Trish M. Perl, MD, MSc, of the Johns Hopkins University School of Medicine, and colleagues prospectively screened 542 patients for C. difficile admitted to the ICU at Johns Hopkins Hospital between April and July 2013. Rectal swabs were used to screen for C. difficile at admission and weekly until ICU discharge. Patients also were monitored by medical chart review for 1 month after discharge.

The researchers found that 3.1% of patients admitted had toxigenic C. difficile colonization on admission, and three patients of 35 had a subsequent C. difficile infection during weekly follow-up. Colonization with toxigenic C. difficile before admission was associated with developing infection (RR = 10.29; 95% CI, 2.24–47.4), as was colonization during hospital stay (RR = 15.66; 95% CI, 4.01–61.08). After adjusting for confounders, the investigators found colonization before admission (RR = 8.62; 95% CI, 1.48–50.25) and during hospital stay (RR = 10.93; 95% CI, 1.49–80.2) were independent risk factors for infection.

Trish Perl

Trish M. Perl

Perl and colleagues noted that age, use of proton pump inhibitors or antibiotics or prior health care visits up to 12 weeks were not associated with C. difficile infection. During their hospital stays, 1.5% of patients developed C. difficile infection; four patients were diagnosed within 1 month of discharge.

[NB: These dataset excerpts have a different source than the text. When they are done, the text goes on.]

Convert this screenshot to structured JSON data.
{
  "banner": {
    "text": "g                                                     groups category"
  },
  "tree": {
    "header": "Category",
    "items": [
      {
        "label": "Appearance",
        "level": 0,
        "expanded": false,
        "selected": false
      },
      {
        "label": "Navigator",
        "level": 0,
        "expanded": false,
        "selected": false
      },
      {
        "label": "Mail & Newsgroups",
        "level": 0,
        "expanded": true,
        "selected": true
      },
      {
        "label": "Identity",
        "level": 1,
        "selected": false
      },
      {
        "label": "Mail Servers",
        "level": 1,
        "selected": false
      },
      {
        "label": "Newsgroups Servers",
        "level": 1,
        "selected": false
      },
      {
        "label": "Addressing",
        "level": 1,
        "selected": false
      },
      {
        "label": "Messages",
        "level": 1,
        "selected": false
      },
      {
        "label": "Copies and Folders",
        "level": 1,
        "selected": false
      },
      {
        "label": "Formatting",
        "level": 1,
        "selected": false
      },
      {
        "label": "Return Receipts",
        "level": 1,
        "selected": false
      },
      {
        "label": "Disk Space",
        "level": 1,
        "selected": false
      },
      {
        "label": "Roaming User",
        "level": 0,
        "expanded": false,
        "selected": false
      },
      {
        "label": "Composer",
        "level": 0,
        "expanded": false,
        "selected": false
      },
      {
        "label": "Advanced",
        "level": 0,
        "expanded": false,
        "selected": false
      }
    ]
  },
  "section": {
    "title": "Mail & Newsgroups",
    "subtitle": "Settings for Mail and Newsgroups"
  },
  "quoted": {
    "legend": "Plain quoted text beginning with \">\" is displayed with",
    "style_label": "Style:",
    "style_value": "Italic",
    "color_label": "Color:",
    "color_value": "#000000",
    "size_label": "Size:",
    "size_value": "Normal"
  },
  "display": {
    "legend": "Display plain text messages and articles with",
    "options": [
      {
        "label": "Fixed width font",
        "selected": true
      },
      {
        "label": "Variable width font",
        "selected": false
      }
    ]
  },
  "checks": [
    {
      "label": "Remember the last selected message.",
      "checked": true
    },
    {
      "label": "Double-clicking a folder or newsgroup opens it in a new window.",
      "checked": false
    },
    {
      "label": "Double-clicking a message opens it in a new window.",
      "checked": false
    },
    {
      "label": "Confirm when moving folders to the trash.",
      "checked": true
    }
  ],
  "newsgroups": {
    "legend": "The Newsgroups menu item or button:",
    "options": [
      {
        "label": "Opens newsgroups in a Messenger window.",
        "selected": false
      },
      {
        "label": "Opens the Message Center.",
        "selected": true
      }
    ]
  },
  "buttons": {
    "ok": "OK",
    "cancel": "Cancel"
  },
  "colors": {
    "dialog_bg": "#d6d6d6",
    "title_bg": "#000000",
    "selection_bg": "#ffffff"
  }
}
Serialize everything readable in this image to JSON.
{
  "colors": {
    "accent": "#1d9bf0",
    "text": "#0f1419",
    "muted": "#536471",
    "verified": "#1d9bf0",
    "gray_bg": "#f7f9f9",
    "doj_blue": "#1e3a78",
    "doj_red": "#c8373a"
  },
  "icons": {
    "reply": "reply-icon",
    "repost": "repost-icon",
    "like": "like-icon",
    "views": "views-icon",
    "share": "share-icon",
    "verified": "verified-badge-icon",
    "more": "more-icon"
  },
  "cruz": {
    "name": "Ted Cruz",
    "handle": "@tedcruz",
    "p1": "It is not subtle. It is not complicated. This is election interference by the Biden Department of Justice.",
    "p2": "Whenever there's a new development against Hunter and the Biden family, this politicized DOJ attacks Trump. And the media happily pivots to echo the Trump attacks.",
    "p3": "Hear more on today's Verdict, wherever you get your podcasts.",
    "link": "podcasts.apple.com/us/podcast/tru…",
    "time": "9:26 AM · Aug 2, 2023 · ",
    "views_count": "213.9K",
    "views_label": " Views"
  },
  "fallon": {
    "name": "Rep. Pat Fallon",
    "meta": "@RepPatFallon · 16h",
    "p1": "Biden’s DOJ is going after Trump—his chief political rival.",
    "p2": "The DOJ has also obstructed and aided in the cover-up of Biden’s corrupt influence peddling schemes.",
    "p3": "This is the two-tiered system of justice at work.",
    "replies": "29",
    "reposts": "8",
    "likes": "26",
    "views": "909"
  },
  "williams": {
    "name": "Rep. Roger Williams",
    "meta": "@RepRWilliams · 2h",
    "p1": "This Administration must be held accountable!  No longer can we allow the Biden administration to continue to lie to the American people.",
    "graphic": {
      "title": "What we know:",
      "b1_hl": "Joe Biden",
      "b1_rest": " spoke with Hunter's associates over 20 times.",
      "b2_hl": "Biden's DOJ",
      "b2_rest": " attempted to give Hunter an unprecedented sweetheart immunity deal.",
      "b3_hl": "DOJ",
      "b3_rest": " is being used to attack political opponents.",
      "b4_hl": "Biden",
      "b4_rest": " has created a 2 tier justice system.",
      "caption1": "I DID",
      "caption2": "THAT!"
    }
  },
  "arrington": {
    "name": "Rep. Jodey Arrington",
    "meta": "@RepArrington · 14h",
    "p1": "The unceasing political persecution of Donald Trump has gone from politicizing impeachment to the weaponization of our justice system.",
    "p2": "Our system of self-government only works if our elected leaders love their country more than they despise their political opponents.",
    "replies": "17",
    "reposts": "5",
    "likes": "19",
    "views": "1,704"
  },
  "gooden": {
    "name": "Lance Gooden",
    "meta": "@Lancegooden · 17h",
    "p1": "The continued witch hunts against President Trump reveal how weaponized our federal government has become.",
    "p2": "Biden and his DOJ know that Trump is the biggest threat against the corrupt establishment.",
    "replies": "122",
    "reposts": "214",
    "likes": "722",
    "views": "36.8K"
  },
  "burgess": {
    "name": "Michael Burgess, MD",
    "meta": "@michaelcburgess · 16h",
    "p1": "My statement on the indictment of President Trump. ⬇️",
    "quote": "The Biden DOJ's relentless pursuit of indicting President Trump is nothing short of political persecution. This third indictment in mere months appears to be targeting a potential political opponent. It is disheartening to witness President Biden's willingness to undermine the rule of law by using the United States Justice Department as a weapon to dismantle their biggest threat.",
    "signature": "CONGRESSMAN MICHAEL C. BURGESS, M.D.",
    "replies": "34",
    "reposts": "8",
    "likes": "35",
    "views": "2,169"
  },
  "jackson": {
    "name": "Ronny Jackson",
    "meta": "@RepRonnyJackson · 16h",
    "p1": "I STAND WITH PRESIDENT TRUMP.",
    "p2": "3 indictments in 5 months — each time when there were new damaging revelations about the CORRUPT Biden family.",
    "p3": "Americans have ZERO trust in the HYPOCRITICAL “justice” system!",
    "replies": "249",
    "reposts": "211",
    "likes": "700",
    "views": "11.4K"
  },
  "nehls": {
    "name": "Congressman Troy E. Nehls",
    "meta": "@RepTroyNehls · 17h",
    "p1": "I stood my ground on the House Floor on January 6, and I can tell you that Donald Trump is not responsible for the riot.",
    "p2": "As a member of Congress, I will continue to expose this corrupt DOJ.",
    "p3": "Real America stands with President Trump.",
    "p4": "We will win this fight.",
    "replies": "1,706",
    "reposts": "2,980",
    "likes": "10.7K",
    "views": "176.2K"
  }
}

“Importantly in this study, colonization with toxigenic C. difficile on admission was identified as a strong and independent predictor for development of subsequent [C. difficile infection,]” the researchers wrote. “This finding suggests that traditional infection control measures may not suffice to avoid further increase in disease burden. For patients colonized with toxigenic C. difficile, the challenge for disease prevention is not to prevent exposure but to reduce the risk of C. difficile toxin expression by restricting use of antibiotics, acid-suppressive agents and narcotics.” – by Jeff Craven

Disclosure: Tschudin-Sutter reports funding from the Swiss National Science Foundation, the Medical Division of the Lichtenstein Foundation of the University of Basel and the Scientific Society Basel. All other authors report no relevant financial disclosures.